Потом кто-нибудь указывал рукой в пространство, остальные сразу же обнаруживали слабый свет, и тогда, наконец, произносилось название:
— Стокмаркнес… Суртлан…
«Если Вринс — это Зильберман…» — вновь принимался за свое Петерсен, хмурил лоб, перечеркнутый глубокими морщинами, и восстанавливал в памяти события, пытаясь объяснить их с новой позиции.
Несмотря на подозрение, его нисколько не раздражало общество молодого человека, хотя из-за качки Вринс порой прижимался плечом к капитану.
«Если это Петер Крулль…
Но зачем тогда Крулль раскрыл трюк с мешком из-под угольных брикетов?.. А вдруг он соврал? Вдруг некий Эриксен или тот, кто выдал себя за него, действительно прыгнул в Ставангере за борт?

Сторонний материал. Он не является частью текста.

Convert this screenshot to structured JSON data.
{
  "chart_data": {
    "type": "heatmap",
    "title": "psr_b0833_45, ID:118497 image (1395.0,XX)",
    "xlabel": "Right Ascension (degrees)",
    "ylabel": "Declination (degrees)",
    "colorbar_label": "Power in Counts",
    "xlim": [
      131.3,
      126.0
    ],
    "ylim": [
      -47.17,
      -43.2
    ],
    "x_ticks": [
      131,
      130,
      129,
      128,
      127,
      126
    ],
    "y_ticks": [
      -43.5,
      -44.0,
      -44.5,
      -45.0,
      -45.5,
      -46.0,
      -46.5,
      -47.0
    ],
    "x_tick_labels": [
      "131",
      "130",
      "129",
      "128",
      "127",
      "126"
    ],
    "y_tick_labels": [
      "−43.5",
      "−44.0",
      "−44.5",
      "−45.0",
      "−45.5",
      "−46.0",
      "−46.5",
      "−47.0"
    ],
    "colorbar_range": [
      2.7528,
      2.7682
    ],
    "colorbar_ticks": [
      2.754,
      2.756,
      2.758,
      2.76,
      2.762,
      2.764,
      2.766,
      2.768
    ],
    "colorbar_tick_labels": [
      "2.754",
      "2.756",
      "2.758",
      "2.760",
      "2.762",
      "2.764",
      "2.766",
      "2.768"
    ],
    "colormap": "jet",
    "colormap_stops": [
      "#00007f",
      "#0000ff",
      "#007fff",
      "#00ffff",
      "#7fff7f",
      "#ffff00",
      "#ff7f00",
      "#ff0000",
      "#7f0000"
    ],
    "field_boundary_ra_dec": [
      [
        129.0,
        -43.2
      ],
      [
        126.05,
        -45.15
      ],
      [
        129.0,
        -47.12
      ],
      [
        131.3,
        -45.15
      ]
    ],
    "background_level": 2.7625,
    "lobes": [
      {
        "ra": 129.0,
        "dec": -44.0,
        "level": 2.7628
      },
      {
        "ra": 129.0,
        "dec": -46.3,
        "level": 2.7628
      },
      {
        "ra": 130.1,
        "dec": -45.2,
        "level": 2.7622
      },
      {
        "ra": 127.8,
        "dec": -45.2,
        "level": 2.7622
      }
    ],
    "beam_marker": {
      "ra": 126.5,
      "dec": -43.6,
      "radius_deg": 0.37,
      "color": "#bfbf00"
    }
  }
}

Тела его не нашли, но это в портах обычное дело.
Трупы зацепляются под водой за старый трос или якорь; иногда отлив уносит их в открытое море».
— Капитан!
Оторванный от раздумий Петерсен вздрогнул и увидел стюарда. Тот осторожно пробирался по палубе, напуганный скачками судна и особенно зрелищем белых от пены волн, которые, словно ожив, неслись с сумасшедшей скоростью вдоль бортов «Полярной лилии».
— Инспектор…
— Где он?
— У себя в каюте. Заболел. Хочет немедленно говорить с вами.
Капитан проверил курс, посмотрел на лоцмана, Вринса и рулевого, казавшегося бледной тенью в полумраке застекленной рубки. Потом спустился по трапу, отметив про себя, что Катя по-прежнему сидит на том же месте в углу салона и что стекло одной из ламп уже закоптилось.
Нет, это невыносимо! И атмосфера какая-то кошмарная, и вид у всех какой-то необычный, настороженный!